Research on boosting is spread over many years. across multiple publications and disciplines. To organize this body of work, a significant activity of this project is the completion of a book on boosting which will provide a valuable resource for students and researchers of diverse backgrounds and interests.
Boosting has historically had a major impact on areas outside machine learning, such as statistics, computer vision, and speech and language processing. Thus, there is a strong potential for work at its foundations to have a broad impact on these other research and application areas as well.

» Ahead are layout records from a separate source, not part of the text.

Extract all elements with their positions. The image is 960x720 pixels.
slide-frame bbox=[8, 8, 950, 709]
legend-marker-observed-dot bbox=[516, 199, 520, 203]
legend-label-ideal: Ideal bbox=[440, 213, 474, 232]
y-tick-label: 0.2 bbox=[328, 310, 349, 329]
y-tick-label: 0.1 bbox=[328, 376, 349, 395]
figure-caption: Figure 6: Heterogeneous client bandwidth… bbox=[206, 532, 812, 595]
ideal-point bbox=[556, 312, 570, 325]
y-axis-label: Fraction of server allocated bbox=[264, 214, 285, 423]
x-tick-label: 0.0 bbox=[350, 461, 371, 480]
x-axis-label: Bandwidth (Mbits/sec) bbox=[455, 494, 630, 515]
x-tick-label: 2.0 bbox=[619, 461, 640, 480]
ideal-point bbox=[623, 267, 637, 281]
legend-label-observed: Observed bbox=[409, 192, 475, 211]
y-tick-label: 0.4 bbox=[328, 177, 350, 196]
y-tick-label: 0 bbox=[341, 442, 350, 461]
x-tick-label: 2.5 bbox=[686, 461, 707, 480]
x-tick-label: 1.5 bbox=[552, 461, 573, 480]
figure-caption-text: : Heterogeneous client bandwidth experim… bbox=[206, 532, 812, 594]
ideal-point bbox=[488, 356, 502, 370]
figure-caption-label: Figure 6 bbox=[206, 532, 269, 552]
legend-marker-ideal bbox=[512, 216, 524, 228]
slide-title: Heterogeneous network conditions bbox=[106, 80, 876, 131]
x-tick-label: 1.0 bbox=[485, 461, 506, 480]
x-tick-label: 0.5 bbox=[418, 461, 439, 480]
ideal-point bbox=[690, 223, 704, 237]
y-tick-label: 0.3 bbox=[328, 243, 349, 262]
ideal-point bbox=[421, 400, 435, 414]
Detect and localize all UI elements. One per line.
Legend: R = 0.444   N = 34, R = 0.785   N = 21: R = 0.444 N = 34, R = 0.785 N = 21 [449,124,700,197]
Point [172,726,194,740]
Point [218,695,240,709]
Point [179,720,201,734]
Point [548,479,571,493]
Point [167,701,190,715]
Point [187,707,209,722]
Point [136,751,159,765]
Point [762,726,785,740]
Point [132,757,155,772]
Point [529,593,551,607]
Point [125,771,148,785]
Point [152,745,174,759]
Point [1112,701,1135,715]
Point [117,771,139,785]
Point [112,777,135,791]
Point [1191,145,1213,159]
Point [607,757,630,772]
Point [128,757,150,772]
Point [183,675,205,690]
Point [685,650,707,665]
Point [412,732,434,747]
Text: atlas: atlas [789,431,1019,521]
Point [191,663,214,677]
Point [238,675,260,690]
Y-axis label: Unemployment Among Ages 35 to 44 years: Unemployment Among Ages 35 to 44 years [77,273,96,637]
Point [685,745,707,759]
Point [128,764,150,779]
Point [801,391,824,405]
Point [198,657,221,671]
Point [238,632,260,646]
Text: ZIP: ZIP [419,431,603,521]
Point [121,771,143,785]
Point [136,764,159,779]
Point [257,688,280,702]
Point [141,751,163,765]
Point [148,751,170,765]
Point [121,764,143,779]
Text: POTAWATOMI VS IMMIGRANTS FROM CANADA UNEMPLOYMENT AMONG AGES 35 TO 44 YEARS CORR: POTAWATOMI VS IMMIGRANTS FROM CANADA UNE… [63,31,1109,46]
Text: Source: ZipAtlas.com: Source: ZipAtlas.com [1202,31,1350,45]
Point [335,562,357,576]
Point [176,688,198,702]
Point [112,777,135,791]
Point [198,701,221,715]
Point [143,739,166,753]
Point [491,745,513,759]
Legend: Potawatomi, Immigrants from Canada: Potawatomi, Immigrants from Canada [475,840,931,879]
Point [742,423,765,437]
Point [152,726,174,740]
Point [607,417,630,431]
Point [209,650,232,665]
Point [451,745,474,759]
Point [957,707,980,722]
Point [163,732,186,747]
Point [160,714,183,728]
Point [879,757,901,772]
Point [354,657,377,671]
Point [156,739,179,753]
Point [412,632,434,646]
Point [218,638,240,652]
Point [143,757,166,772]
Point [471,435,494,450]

This project focused on a widely-used set of machine learning methods called "boosting", an approach based on the idea of combining many carefully trained weak prediction rules into a single, highly accurate classifier. Our objective was to develop theoretical insights and algorithmic principles with the aim of broadening the practical applicability of such methods. A game-theoretic approach was especially central to this project. The results of this project have helped to clarify central properties of boosting methods regarding how and why they work. They have led especially to an entirely new understanding of how these methods can be used for multiclass problems (where we are trying to classify among many possible classes). More broadly, this research shed light on other methods related to boosting, including so-called online learning algorithms where we were able to derive some techniques with very favorable theoretical and practical properties that do not depend on demanding assumptions as had been the case with previous methods. Part of this project also focused on applying boosting methods to human EEG/MEG brain activity with the intention of understanding in precise detail the timing of simple acts of will in the brain. A book on boosting was completed and published with partial support from this grant. A graduate course at Princeton was also developed on this same topic. This grant supported three graduate students and one masters student.